Repetitions are not all alike: distinct mechanisms sustain repetition in language models
Matéo Mahaut, Francesca Franzon
TL;DR
The paper investigates why language models repeatedly generate identical sequences by disentangling multiple underlying mechanisms and their development during training. It contrasts natural repetition with in-context learning (ICL) induced repetition, using developmental trajectories, attention-head activations, and confidence (entropy) analyses to reveal distinct circuitry and dynamics. The findings show that ICL repetition relies on a dedicated, progressively specialized attention-head circuit (with late MLP involvement), whereas natural repetition arises early without a defined circuitry and often focuses on low-information tokens, suggesting a fallback strategy. These results demonstrate that superficially similar repetition behaviors in LLMs originate from qualitatively different internal processes, with implications for mitigation and robust generation across tasks.
Abstract
Large Language Models (LLMs) can sometimes degrade into repetitive loops, persistently generating identical word sequences.

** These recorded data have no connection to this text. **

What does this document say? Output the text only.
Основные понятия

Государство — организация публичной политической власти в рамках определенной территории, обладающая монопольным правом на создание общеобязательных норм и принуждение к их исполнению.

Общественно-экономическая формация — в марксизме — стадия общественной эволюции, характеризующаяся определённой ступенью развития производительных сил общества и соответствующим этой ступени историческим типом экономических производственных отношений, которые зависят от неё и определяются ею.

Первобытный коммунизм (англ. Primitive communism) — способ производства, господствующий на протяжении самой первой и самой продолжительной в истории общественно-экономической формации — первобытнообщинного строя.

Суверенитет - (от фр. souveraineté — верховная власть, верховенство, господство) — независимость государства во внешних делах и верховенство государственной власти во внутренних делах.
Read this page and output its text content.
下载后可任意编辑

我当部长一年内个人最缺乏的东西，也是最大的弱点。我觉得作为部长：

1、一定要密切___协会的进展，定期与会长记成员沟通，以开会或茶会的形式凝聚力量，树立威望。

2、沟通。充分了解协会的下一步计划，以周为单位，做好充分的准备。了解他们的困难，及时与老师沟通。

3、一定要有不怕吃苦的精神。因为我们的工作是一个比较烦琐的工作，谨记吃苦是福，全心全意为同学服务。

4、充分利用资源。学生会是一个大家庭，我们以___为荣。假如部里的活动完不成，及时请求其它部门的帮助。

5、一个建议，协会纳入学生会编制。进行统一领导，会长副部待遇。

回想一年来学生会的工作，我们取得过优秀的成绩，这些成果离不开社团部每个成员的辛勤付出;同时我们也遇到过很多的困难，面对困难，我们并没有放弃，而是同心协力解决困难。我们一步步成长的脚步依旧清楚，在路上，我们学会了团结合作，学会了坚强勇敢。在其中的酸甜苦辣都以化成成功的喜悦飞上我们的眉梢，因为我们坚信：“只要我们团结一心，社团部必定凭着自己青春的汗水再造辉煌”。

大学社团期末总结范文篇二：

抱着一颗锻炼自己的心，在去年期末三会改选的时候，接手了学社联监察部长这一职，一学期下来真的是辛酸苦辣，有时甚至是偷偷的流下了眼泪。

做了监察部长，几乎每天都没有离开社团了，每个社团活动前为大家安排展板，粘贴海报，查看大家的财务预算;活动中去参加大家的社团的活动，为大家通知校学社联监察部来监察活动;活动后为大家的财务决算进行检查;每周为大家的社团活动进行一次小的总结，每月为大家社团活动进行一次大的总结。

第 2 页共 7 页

Because repetition is rare in natural human language, its frequent occurrence across diverse tasks and contexts in LLMs remains puzzling. Here we investigate whether behaviorally similar repetition patterns arise from distinct underlying mechanisms and how these mechanisms develop during model training. We contrast two conditions: repetitions elicited by natural text prompts with those induced by in-context learning (ICL) setups that explicitly require copying behavior. Our analyses reveal that ICL-induced repetition relies on a dedicated network of attention heads that progressively specialize over training, whereas naturally occurring repetition emerges early and lacks a defined circuitry. Attention inspection further shows that natural repetition focuses disproportionately on low-information tokens, suggesting a fallback behavior when relevant context cannot be retrieved. These results indicate that superficially similar repetition behaviors originate from qualitatively different internal processes, reflecting distinct modes of failure and adaptation in language models.